Janice Wiley, director of the Church Catalogue Raisonne, celebrates the exhibition’s opening at the North Shore Historical Museum.
GSM Communications
Long Island impressionist artist F. Edwin Church is being celebrated at the North Shore Historical Museum in Glen Cove, exactly 50 years after a retrospective study of his work was displayed in Locust Valley.
“It was important that we show some of his most iconic pieces,” said Janice Wiley, director of the F. Edwin Church Catalogue Raisonne Project. The project, which launched online in 2018, aims to create a database of Church’s inventory to explore his personal and artistic works and increase public awareness.
Wiley, whose late husband was Church’s grandson, said she came to own much of his work after her husband died in 2001. Although she currently lives in Virginia, she often travels to Long Island to discuss exhibiting Church’s work.
Church, who lived in Locust Valley for 40 years, was named after—but not related to—the Hudson River Valley artist Frederic Edwin Church. In 1975, when Church was 98, a display of his work was showcased in Locust Valley. Wiley said that a few years ago, she began reaching out to local museums and societies to celebrate the anniversary.
Wiley studied art in school and worked in an art supply and conservation framing store for many years before she started the project. Despite her love of art and work on artwork of her own, she’d never curated an exhibit before.
She said that, with help from the museum, it was a “mutual curation” of the exhibit, which showcases 46 of Church’s works.
“It’s another window into the American impressionist movement, which was hugely popular. Church did some extraordinary things in that time,” she said.

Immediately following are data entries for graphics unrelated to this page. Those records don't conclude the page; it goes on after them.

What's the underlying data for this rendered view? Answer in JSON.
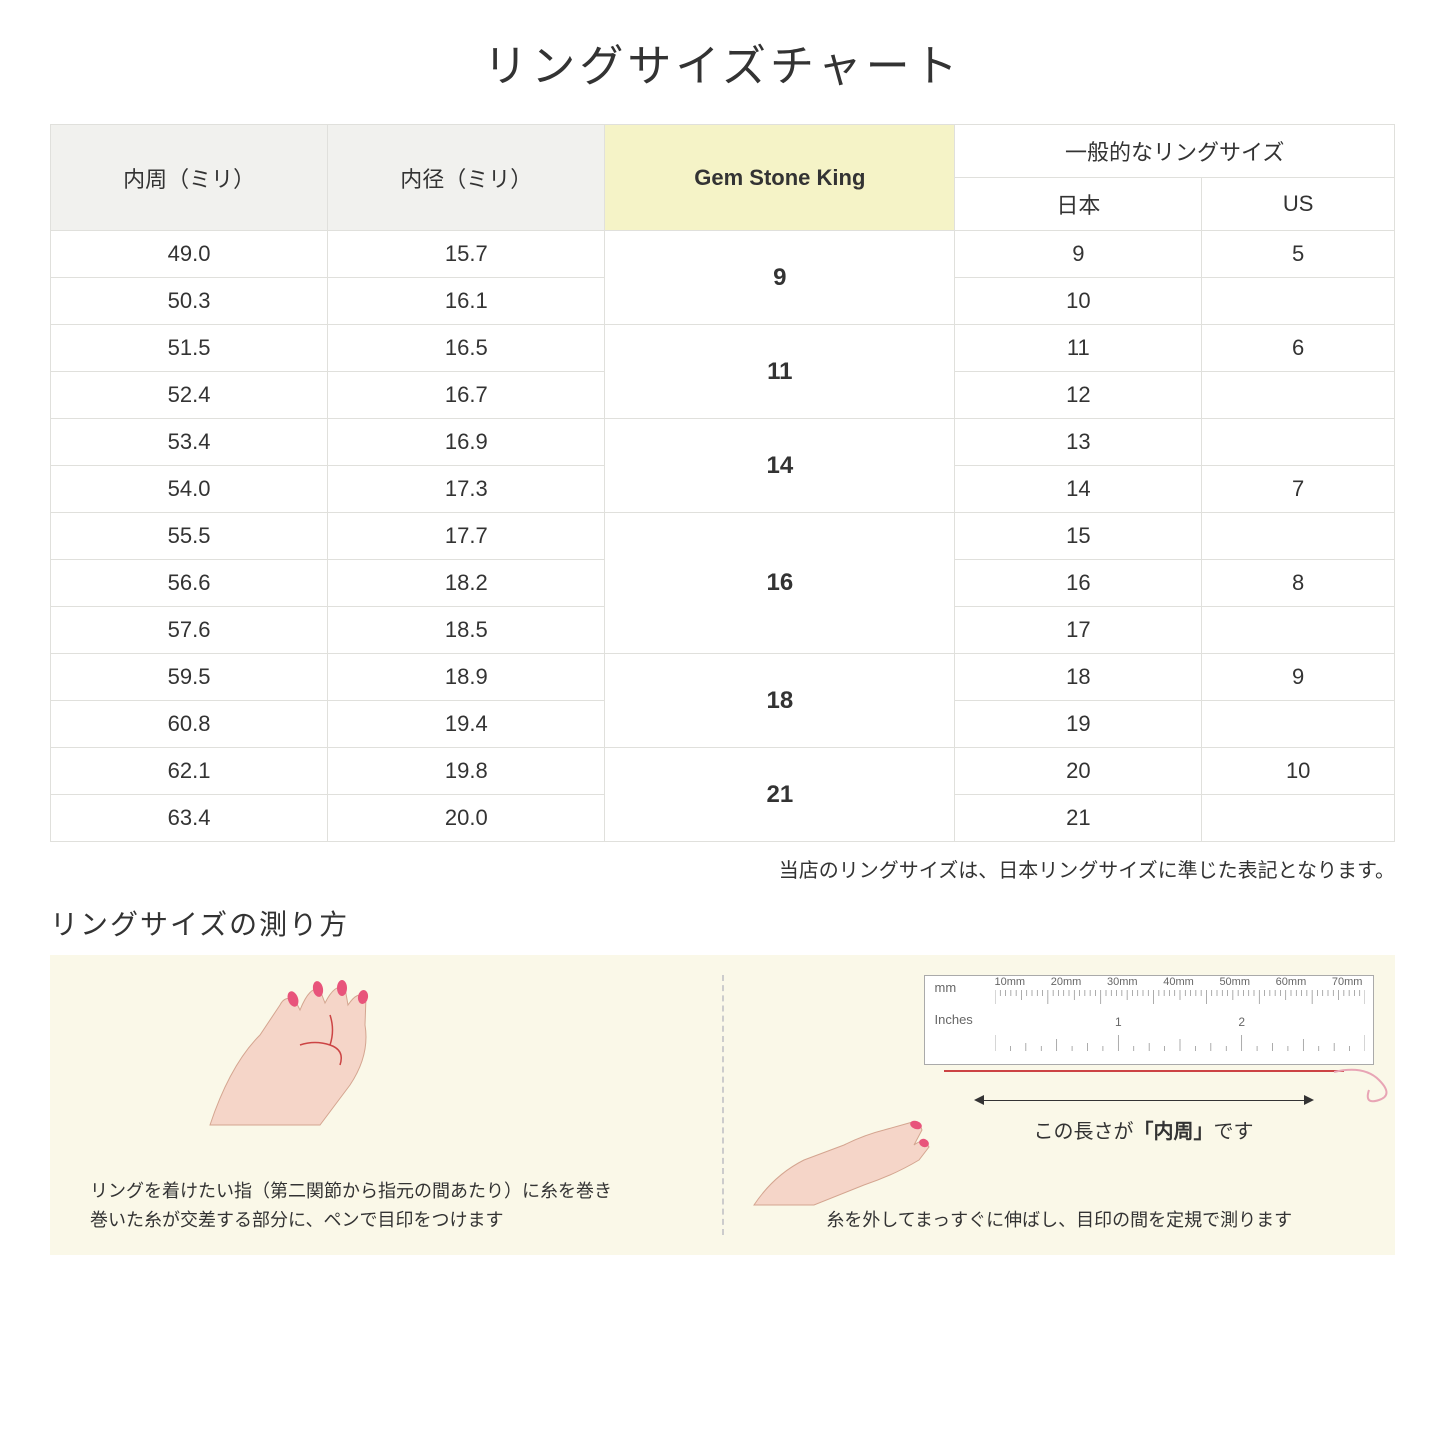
{
  "title": "リングサイズチャート",
  "headers": {
    "circumference": "内周（ミリ）",
    "diameter": "内径（ミリ）",
    "gsk": "Gem Stone King",
    "general": "一般的なリングサイズ",
    "japan": "日本",
    "us": "US"
  },
  "rows": [
    {
      "circ": "49.0",
      "diam": "15.7",
      "jp": "9",
      "us": "5"
    },
    {
      "circ": "50.3",
      "diam": "16.1",
      "jp": "10",
      "us": ""
    },
    {
      "circ": "51.5",
      "diam": "16.5",
      "jp": "11",
      "us": "6"
    },
    {
      "circ": "52.4",
      "diam": "16.7",
      "jp": "12",
      "us": ""
    },
    {
      "circ": "53.4",
      "diam": "16.9",
      "jp": "13",
      "us": ""
    },
    {
      "circ": "54.0",
      "diam": "17.3",
      "jp": "14",
      "us": "7"
    },
    {
      "circ": "55.5",
      "diam": "17.7",
      "jp": "15",
      "us": ""
    },
    {
      "circ": "56.6",
      "diam": "18.2",
      "jp": "16",
      "us": "8"
    },
    {
      "circ": "57.6",
      "diam": "18.5",
      "jp": "17",
      "us": ""
    },
    {
      "circ": "59.5",
      "diam": "18.9",
      "jp": "18",
      "us": "9"
    },
    {
      "circ": "60.8",
      "diam": "19.4",
      "jp": "19",
      "us": ""
    },
    {
      "circ": "62.1",
      "diam": "19.8",
      "jp": "20",
      "us": "10"
    },
    {
      "circ": "63.4",
      "diam": "20.0",
      "jp": "21",
      "us": ""
    }
  ],
  "gsk_groups": [
    {
      "value": "9",
      "span": 2
    },
    {
      "value": "11",
      "span": 2
    },
    {
      "value": "14",
      "span": 2
    },
    {
      "value": "16",
      "span": 3
    },
    {
      "value": "18",
      "span": 2
    },
    {
      "value": "21",
      "span": 2
    }
  ],
  "note": "当店のリングサイズは、日本リングサイズに準じた表記となります。",
  "subtitle": "リングサイズの測り方",
  "instruction_left": "リングを着けたい指（第二関節から指元の間あたり）に糸を巻き\n巻いた糸が交差する部分に、ペンで目印をつけます",
  "instruction_right": "糸を外してまっすぐに伸ばし、目印の間を定規で測ります",
  "ruler": {
    "mm_label": "mm",
    "inches_label": "Inches",
    "mm_ticks": [
      "10mm",
      "20mm",
      "30mm",
      "40mm",
      "50mm",
      "60mm",
      "70mm"
    ],
    "inch_ticks": [
      "1",
      "2"
    ]
  },
  "arrow_label_pre": "この長さが",
  "arrow_label_bold": "「内周」",
  "arrow_label_post": "です",
  "colors": {
    "header_bg": "#f1f1ee",
    "header_yellow": "#f5f3c7",
    "border": "#e0e0dc",
    "instruction_bg": "#faf8e8",
    "skin": "#f5d5c8",
    "nail": "#e8547b",
    "thread": "#c44"
  }
}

Wiley said Church depicted a variety of things, but one of her personal favorites is a portrait titled “Girl in White.” She said the subject has a “wonderful expression” that looks like she’s “ready to turn and talk to you off the canvas.”

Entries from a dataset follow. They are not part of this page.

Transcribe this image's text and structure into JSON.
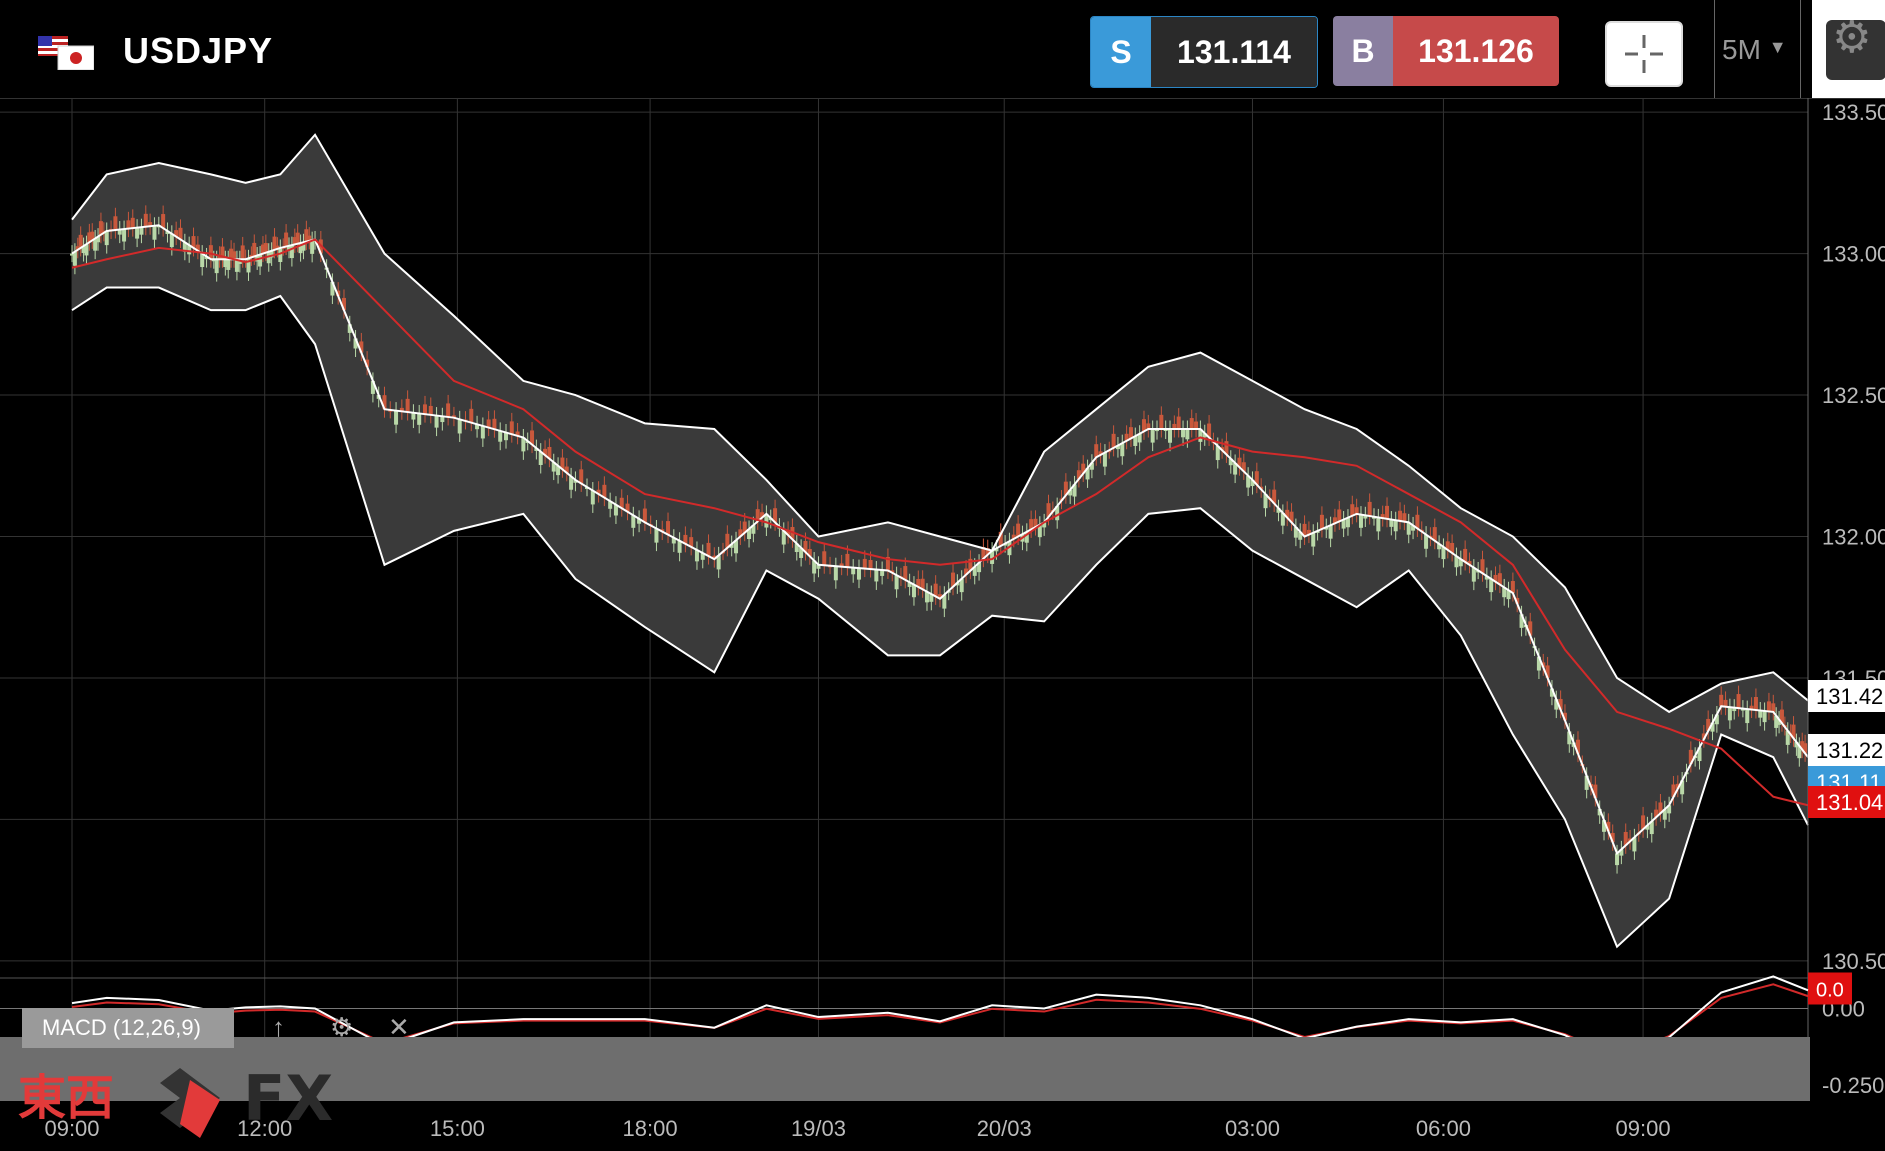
{
  "header": {
    "symbol": "USDJPY",
    "sell_tag": "S",
    "sell_price": "131.114",
    "buy_tag": "B",
    "buy_price": "131.126",
    "timeframe": "5M"
  },
  "indicator": {
    "label": "MACD (12,26,9)"
  },
  "logo": {
    "kanji": "東西",
    "fx": "FX"
  },
  "colors": {
    "background": "#000000",
    "band_fill": "#3a3a3a",
    "band_line": "#ffffff",
    "ma_line": "#d22a2a",
    "candle_up": "#b9d8a8",
    "candle_down": "#c9583c",
    "sell": "#3a9ad9",
    "buy": "#c64a4a"
  },
  "chart_data": {
    "type": "line",
    "price_axis": {
      "ylim": [
        130.45,
        133.55
      ],
      "ticks": [
        "133.50",
        "133.00",
        "132.50",
        "132.00",
        "131.50",
        "130.50"
      ],
      "markers": [
        {
          "label": "131.42",
          "style": "white"
        },
        {
          "label": "131.22",
          "style": "white"
        },
        {
          "label": "131.11",
          "style": "blue"
        },
        {
          "label": "131.04",
          "style": "red"
        }
      ]
    },
    "macd_axis": {
      "ylim": [
        -0.3,
        0.1
      ],
      "ticks": [
        "0.00",
        "-0.250"
      ],
      "marker": "0.0"
    },
    "x_ticks": [
      "09:00",
      "12:00",
      "15:00",
      "18:00",
      "19/03",
      "20/03",
      "03:00",
      "06:00",
      "09:00"
    ],
    "x_tick_positions": [
      0,
      0.111,
      0.222,
      0.333,
      0.43,
      0.537,
      0.68,
      0.79,
      0.905
    ],
    "series": [
      {
        "values_x": [
          0,
          0.02,
          0.05,
          0.08,
          0.1,
          0.12,
          0.14,
          0.18,
          0.22,
          0.26,
          0.29,
          0.33,
          0.37,
          0.4,
          0.43,
          0.47,
          0.5,
          0.53,
          0.56,
          0.59,
          0.62,
          0.65,
          0.68,
          0.71,
          0.74,
          0.77,
          0.8,
          0.83,
          0.86,
          0.89,
          0.92,
          0.95,
          0.98,
          1.0
        ]
      },
      {
        "name": "",
        "values": [
          132.95,
          132.98,
          133.02,
          133.0,
          132.97,
          133.0,
          133.05,
          132.8,
          132.55,
          132.45,
          132.3,
          132.15,
          132.1,
          132.05,
          131.98,
          131.92,
          131.9,
          131.92,
          132.05,
          132.15,
          132.28,
          132.35,
          132.3,
          132.28,
          132.25,
          132.15,
          132.05,
          131.9,
          131.6,
          131.38,
          131.32,
          131.25,
          131.08,
          131.05
        ]
      },
      {
        "name": "",
        "values": [
          133.0,
          133.08,
          133.1,
          132.98,
          132.98,
          133.02,
          133.05,
          132.45,
          132.42,
          132.35,
          132.2,
          132.05,
          131.92,
          132.08,
          131.9,
          131.88,
          131.78,
          131.95,
          132.05,
          132.28,
          132.38,
          132.38,
          132.2,
          132.0,
          132.08,
          132.05,
          131.92,
          131.8,
          131.35,
          130.88,
          131.05,
          131.4,
          131.38,
          131.22
        ]
      },
      {
        "name": "",
        "values": [
          133.12,
          133.28,
          133.32,
          133.28,
          133.25,
          133.28,
          133.42,
          133.0,
          132.78,
          132.55,
          132.5,
          132.4,
          132.38,
          132.2,
          132.0,
          132.05,
          132.0,
          131.95,
          132.3,
          132.45,
          132.6,
          132.65,
          132.55,
          132.45,
          132.38,
          132.25,
          132.1,
          132.0,
          131.82,
          131.5,
          131.38,
          131.48,
          131.52,
          131.42
        ]
      },
      {
        "name": "",
        "values": [
          132.8,
          132.88,
          132.88,
          132.8,
          132.8,
          132.85,
          132.68,
          131.9,
          132.02,
          132.08,
          131.85,
          131.68,
          131.52,
          131.88,
          131.78,
          131.58,
          131.58,
          131.72,
          131.7,
          131.9,
          132.08,
          132.1,
          131.95,
          131.85,
          131.75,
          131.88,
          131.65,
          131.3,
          131.0,
          130.55,
          130.72,
          131.3,
          131.22,
          130.98
        ]
      }
    ]
  }
}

Wiley also highlighted his paintings depicting tropical fish and coral reefs in the Caribbean from 1927, when he accompanied naturalist William Beebe on dives in the waters. She said the paintings shocked audiences in the 1920s, who had never seen color photographs of underwater landscapes.
“When audiences went to the exhibit to see these paintings, it was quite astonishing to them to see this world of color under the ocean,” Wiley said.
She said some of the works haven’t been publicly exhibited in over 100 years. Wiley said that while the exhibit does showcase some of his most popular works, it set out to highlight different aspects of his work, including early watercolors up until his final paintings.
“Being a retrospective, it’s meant to encompass, really, his entire career,” she said.
Wiley said she is planning another exhibition of his work that will appear on Long Island soon and will continue the catalogue project as well.